Zwei Szenen mit Uwe Seeler, die unvergessen sind, zwei Spiele, die ihn geprägt haben. Vor allem das erste. "Ich werde immer wieder auf das Wembley-Tor angesprochen, aber das Thema ist längst für mich abgeschlossen. Der Schiedsrichter hat Tor gegeben, obwohl er vorher auf Eckball entschieden hat", berichtet Seeler, und nur, damit eines klar ist: "Heute weiß jeder, dass es kein Tor gewesen ist." Dass er 44 Jahre danach noch immer darauf angesprochen wird, stört ihn nicht weiter. "Das sind Emotionen, das ist Fußball", sagte er DFB.de.

Fußball, Emotionen und England

Nun also wieder: Fußball, Emotionen - und der Gegner England. Dem Achtelfinale am Sonntag in Bloemfontein (16.00 Uhr/ARD und Sky live) sieht der 73 Jahre alte Seeler äußerst optimistisch entgegen. "Die Engländer", sagte der 72-malige Nationalspieler, "haben sich bislang alles andere als überragend präsentiert. Das kann an der unwahrscheinlich langen Saison liegen, die viele Spieler von der Insel in den Beinen haben. Sie machten auf mich bislang einen sehr ausgepowerten Eindruck."

Und Seeler traut der Mannschaft von Bundestrainer Joachim Löw sogar noch mehr zu als den Sieg gegen England. "Ich bin Deutscher und deshalb bleibe ich dabei, dass Deutschland Weltmeister wird - auch wenn sich Argentinien und Brasilien bislang vielleicht besser präsentiert haben", sagt der Ehrenspielführer. Dies alles will sich Seeler zu Hause in Hamburg ansehen. Seeler gehörte bislang zu der deutschen WM-Delegation in Südafrika, reiste aber aus privaten Gründen früher nach Hause.

Seeler: "Jetzt geht die WM ja erst richtig los"

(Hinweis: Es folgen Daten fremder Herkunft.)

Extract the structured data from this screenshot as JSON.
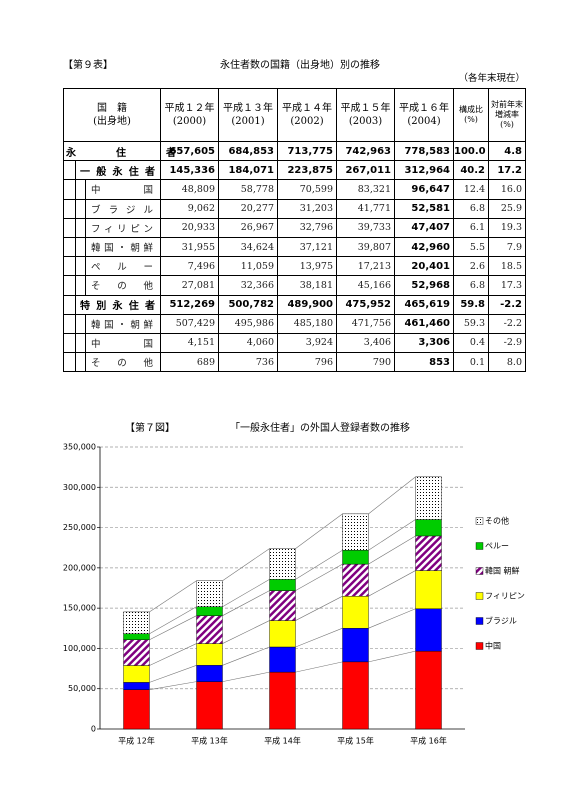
{
  "table_header": {
    "label": "【第９表】",
    "title": "永住者数の国籍（出身地）別の推移",
    "note": "（各年末現在）"
  },
  "table": {
    "header": [
      [
        "国　籍",
        "(出身地)"
      ],
      [
        "平成１２年",
        "(2000)"
      ],
      [
        "平成１３年",
        "(2001)"
      ],
      [
        "平成１４年",
        "(2002)"
      ],
      [
        "平成１５年",
        "(2003)"
      ],
      [
        "平成１６年",
        "(2004)"
      ],
      [
        "構成比",
        "(%)"
      ],
      [
        "対前年末",
        "増減率",
        "(%)"
      ]
    ],
    "rows": [
      [
        "永住者",
        "657,605",
        "684,853",
        "713,775",
        "742,963",
        "778,583",
        "100.0",
        "4.8"
      ],
      [
        "一般永住者",
        "145,336",
        "184,071",
        "223,875",
        "267,011",
        "312,964",
        "40.2",
        "17.2"
      ],
      [
        "中国",
        "48,809",
        "58,778",
        "70,599",
        "83,321",
        "96,647",
        "12.4",
        "16.0"
      ],
      [
        "ブラジル",
        "9,062",
        "20,277",
        "31,203",
        "41,771",
        "52,581",
        "6.8",
        "25.9"
      ],
      [
        "フィリピン",
        "20,933",
        "26,967",
        "32,796",
        "39,733",
        "47,407",
        "6.1",
        "19.3"
      ],
      [
        "韓国・朝鮮",
        "31,955",
        "34,624",
        "37,121",
        "39,807",
        "42,960",
        "5.5",
        "7.9"
      ],
      [
        "ペルー",
        "7,496",
        "11,059",
        "13,975",
        "17,213",
        "20,401",
        "2.6",
        "18.5"
      ],
      [
        "その他",
        "27,081",
        "32,366",
        "38,181",
        "45,166",
        "52,968",
        "6.8",
        "17.3"
      ],
      [
        "特別永住者",
        "512,269",
        "500,782",
        "489,900",
        "475,952",
        "465,619",
        "59.8",
        "-2.2"
      ],
      [
        "韓国・朝鮮",
        "507,429",
        "495,986",
        "485,180",
        "471,756",
        "461,460",
        "59.3",
        "-2.2"
      ],
      [
        "中国",
        "4,151",
        "4,060",
        "3,924",
        "3,406",
        "3,306",
        "0.4",
        "-2.9"
      ],
      [
        "その他",
        "689",
        "736",
        "796",
        "790",
        "853",
        "0.1",
        "8.0"
      ]
    ]
  },
  "chart_data": {
    "type": "stacked_bar",
    "label": "【第７図】",
    "title": "「一般永住者」の外国人登録者数の推移",
    "categories": [
      "平成 12年",
      "平成 13年",
      "平成 14年",
      "平成 15年",
      "平成 16年"
    ],
    "series": [
      {
        "name": "中国",
        "color": "#ff0000",
        "values": [
          48809,
          58778,
          70599,
          83321,
          96647
        ]
      },
      {
        "name": "ブラジル",
        "color": "#0000ff",
        "values": [
          9062,
          20277,
          31203,
          41771,
          52581
        ]
      },
      {
        "name": "フィリピン",
        "color": "#ffff00",
        "values": [
          20933,
          26967,
          32796,
          39733,
          47407
        ]
      },
      {
        "name": "韓国 朝鮮",
        "color": "#800080",
        "pattern": "hatch",
        "values": [
          31955,
          34624,
          37121,
          39807,
          42960
        ]
      },
      {
        "name": "ペルー",
        "color": "#00cc00",
        "values": [
          7496,
          11059,
          13975,
          17213,
          20401
        ]
      },
      {
        "name": "その他",
        "color": "#000000",
        "pattern": "dots",
        "values": [
          27081,
          32366,
          38181,
          45166,
          52968
        ]
      }
    ],
    "ylim": [
      0,
      350000
    ],
    "yticks": [
      0,
      {
        "value": 50000,
        "label": "50,000"
      },
      {
        "value": 100000,
        "label": "100,000"
      },
      {
        "value": 150000,
        "label": "150,000"
      },
      {
        "value": 200000,
        "label": "200,000"
      },
      {
        "value": 250000,
        "label": "250,000"
      },
      {
        "value": 300000,
        "label": "300,000"
      },
      {
        "value": 350000,
        "label": "350,000"
      }
    ],
    "grid": true,
    "legend": "right"
  }
}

Die deutsche Mannschaft sieht Seeler trotz der ein wenig holprigen Vorrunde auf dem richtigen Weg. "Sie hat sich durch diese nicht einfache Situation gebissen, und vielleicht hat dieser hart umkämpfte Sieg gegen Ghana nun endgültig den Knoten gelöst. Jetzt geht die WM ja erst richtig los. Ich denke, dass unsere Mannschaft jetzt befreiter aufspielen kann und wird. Sie braucht keinen Gegner zu fürchten", sagt das HSV-Idol, das aber auch warnt: "Die Engländer werden gegen uns neue Kräfte mobilisieren."